Turfgrasses are ubiquitous in urban landscapes and can provide numerous ecosystem services. However, most warm season turfgrasses are produced, planted, and maintained as cultivar monocultures, which may predispose them to herbivore attack and reduce the services lawns provide. Though rarely done, host plant resistance can be used as a strategy to reduce herbivory and preserve beneficial services. Increasing turfgrass cultivar diversity may provide similar or greater benefits through associational resistance, whereas conserving desirable maintenance and aesthetic traits.
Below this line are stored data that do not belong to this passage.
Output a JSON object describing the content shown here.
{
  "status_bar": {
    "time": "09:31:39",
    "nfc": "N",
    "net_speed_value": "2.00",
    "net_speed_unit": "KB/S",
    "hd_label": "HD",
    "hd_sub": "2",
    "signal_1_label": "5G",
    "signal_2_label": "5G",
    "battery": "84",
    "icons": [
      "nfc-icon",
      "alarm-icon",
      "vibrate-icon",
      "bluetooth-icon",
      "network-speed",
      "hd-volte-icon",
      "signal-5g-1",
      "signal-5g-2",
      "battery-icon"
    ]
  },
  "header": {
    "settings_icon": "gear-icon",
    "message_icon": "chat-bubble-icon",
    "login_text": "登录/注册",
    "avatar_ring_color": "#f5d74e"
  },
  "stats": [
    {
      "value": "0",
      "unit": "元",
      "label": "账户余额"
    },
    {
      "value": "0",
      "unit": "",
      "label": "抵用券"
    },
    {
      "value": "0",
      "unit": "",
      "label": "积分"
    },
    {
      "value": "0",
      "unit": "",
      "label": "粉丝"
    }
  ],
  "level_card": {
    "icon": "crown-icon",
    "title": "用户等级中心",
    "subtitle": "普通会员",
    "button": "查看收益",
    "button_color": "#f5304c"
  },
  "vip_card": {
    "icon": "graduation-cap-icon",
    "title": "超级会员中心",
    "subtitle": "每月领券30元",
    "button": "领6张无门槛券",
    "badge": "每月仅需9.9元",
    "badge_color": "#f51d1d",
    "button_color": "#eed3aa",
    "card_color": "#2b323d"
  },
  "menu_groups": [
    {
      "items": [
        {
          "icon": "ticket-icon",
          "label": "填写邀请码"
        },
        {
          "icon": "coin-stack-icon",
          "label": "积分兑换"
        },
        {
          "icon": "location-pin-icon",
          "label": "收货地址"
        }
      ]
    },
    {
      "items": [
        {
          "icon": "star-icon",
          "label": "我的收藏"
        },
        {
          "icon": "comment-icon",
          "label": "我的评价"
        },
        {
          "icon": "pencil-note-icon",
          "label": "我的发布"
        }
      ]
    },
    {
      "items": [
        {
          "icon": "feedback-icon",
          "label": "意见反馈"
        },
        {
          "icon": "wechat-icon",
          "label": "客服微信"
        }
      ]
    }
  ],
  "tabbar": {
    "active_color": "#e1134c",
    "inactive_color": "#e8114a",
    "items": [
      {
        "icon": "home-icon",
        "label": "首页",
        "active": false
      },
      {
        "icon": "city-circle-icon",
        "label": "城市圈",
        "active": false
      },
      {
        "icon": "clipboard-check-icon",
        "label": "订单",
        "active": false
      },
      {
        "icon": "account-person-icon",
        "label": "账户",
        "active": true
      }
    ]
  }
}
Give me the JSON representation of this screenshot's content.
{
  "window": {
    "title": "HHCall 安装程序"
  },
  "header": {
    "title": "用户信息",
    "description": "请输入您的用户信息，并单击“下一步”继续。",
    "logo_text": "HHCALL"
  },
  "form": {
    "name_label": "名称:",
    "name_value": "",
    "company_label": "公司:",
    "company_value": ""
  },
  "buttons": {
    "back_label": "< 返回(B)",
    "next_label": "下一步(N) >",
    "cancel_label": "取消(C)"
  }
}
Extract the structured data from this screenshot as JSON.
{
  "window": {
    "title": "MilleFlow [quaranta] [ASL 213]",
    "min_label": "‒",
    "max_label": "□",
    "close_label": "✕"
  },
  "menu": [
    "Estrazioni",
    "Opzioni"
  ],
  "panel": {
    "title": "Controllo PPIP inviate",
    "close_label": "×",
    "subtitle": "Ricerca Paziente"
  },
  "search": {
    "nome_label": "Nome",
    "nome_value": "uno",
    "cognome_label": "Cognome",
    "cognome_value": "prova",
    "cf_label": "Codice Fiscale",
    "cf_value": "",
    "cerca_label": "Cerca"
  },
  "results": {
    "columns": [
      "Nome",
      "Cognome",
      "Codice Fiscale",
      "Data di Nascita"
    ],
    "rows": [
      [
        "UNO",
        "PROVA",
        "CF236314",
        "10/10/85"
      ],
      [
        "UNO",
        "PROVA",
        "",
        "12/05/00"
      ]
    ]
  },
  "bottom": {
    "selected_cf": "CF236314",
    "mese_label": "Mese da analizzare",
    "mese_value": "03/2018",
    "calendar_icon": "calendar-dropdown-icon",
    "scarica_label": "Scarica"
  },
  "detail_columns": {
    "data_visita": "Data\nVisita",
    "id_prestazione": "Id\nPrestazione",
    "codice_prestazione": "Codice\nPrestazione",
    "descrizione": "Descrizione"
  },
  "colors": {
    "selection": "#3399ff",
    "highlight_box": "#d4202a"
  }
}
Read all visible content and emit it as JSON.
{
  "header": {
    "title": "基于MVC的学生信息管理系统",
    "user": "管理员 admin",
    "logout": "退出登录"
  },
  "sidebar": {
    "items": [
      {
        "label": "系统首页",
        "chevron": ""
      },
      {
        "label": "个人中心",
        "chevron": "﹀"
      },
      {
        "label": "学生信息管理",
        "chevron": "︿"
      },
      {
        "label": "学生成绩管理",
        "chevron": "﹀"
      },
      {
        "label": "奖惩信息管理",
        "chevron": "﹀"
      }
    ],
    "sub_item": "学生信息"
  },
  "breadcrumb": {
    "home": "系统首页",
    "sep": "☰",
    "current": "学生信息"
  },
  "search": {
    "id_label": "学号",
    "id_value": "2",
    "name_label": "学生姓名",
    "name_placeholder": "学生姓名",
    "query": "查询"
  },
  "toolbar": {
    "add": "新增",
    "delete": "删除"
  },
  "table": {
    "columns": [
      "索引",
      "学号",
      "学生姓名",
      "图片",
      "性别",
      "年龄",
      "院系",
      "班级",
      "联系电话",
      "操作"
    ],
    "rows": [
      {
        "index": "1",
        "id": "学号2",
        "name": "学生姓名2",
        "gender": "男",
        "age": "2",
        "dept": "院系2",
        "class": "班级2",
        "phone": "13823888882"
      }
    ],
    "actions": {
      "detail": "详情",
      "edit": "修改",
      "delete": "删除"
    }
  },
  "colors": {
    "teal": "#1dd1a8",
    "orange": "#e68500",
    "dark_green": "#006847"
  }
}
However, no studies have examined this in warm season turfgrasses. To address this, we evaluated host plant resistance to fall armyworm (Spodoptera frugiperda [J.E. Smith] [Lepidoptera: Noctuidae]) in commercially available cultivars of St. Augustinegrass (Stenotaphrum secundatum [(Walt.) Kuntz] [Lepidoptera: Noctuidae]) and then investigated if the resistance or susceptibility of St. secundatum cultivars carried over in mixed cultivar plantings. Through a no-choice experiment and a limited-choice experiment, we detected no host plant resistance in monocultures of St. secundatum cultivars. However, we did find that as cultivar diversity increased, female Sp. frugiperda larval weight and herbivory decreased. Additionally, choice tests indicated that larvae prefer less diverse stands of St. secundatum cultivars. Interestingly, our results suggest that in the absence of host plant resistance, warm season turfgrass cultivar diversity may reduce herbivore pest fitness and damage. These results demonstrate that warm season turfgrass cultivar diversity may be a viable integrated pest management tool that warrants further investigation.